Nach vollbrachter Arbeit war ich zufrieden mit mir. Ich hatte getan was ich konnte. Die leichten Abweichungen vom farbigen Weg einer präzisen Vollkommenheit waren mit dem bloßen Auge kaum zu erkennen und meines Perfektionismus müde, lächelte ich ihnen etwas verkrampft, aber versöhnlich zu, um das Wissen ihres Vorhandenseins sogleich aus meinen Gehirnzellen zu streichen.

Freitag, 14. Juli 2006

Die (weiterhin) namenlose Geschichte - Teil 24

Von einer angenehmen neuen Munterkeit überwältigt kam ich zu Hause an, nachdem ich mich vorher schon von Robert verabschiedet und seinen Vorschlag, mich heim zu fahren, abgelehnt hatte. Wir einigten uns aber darauf, dass er mich am nächsten Samstag von zu Hause abholen und zum Ball auf der Taubeninsel bringen würde. Als ich das Zimmer betrat, erschrak ich, denn auf der nun grau im Halbdunkel der Nacht vor mir liegenden frischgestrichenen Wand gewahrte ich etwas dunkles, was dort wie ein Schatten klebte. Nervös betätigte ich den Lichtschalter und trat näher an die Wand heran, ohne das Ding gleich einordnen zu können. Nach einem kurzem Moment erkannte ich, dass es sich einfach nur um einen schwarzen Fleck handelte, an eben derselben Stelle, wo sich das Puppenversteck befunden hatte. Öliger Staub benetzte meine Fingerspitze, als ich darüber strich. Doch die Tatsache, dass es sich nur um einen Fleck handelte, beruhigte mich keineswegs, wie meine getreuen Leser mir sicherlich nachempfinden können, denn es war mir ein Rätsel, wie dieser entstanden sein konnte. Ich hatte allen Staub von der Wand entfernt und jede Ritze zugespachtelt. Völlig unmöglich, dafür eine Erklärung zu finden. Auch der Fleck auf dem Teppich war wieder dunkler und auch etwas größer geworden, nun fast schwarz. Obwohl sich ein leiser, stiller Ärger über das Zuschanden machen aller Arbeit und Bemühungen in meinem Herzen rührte, überwog doch ein seltsamer Schrecken. Krampfhaft versuchte ich eine ganze Weile, nicht mehr auf diese Stelle an der Wand zu schauen, doch je mehr ich es versuchte, um so mehr musste ich daran denken und bald konnte ich gar nicht anders, als genau dorthin zu starren. Deshalb hielt ich kurzerhand nochmals einen breiten Malerpinsel in meiner zittrigen Hand und übertünchte in großzügig aufgetragenen Bahnen den mysteriösen Fleck. Nun lag die Wand in neuerlicher jungfräulicher Weiße vor mir. Ich spülte die letzten Farbreste von meinen Händen und die Schweißperlen von meiner Stirn, dann begab ich mich zur Ruhe. Ein orangeroter Vollmond, der am Himmel wie ein würziger Käse in einer gigantischen Mausefalle hing, schaute zum Fenster herein und legte eine perlende Lichtspur quer in den Raum. Ihr folgte ich bis hinein in das Herz des Universums, wo ich tanzend die Leere fing und funkelnde Sterne daraus formte.

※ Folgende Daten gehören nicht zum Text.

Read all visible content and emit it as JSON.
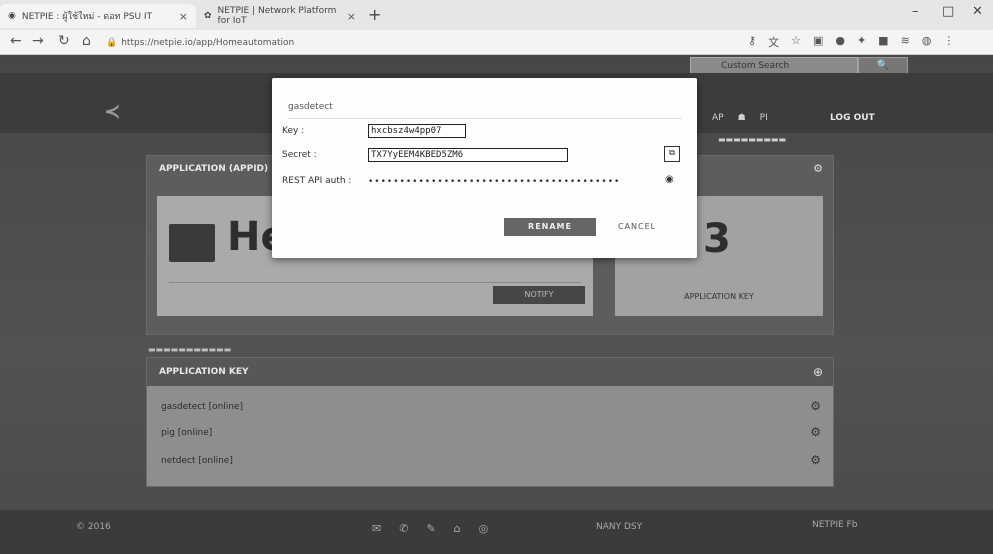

Durch die glitzernde Schwärze schwebte langsam ein Gesicht heran. Ich kannte es. Ich wusste, ich hatte es schon einmal gesehen. Es war böse und grausam. Vielleicht das Gesicht eines Kriegers, doch durch das lange, wallende Haar hindurch sah ich kleine Perlenohrringe blitzen. Es scheint zu mir zu sprechen, seine Lippen bewegen sich und wiederholen immer wieder dieselben Worte. "Sophie Alexejewna" hallt es lautlos in meinem Kopf, ohne Unterlass, bis ich die Augen öffne. „Sophie Alexejewna“ sage ich und warte.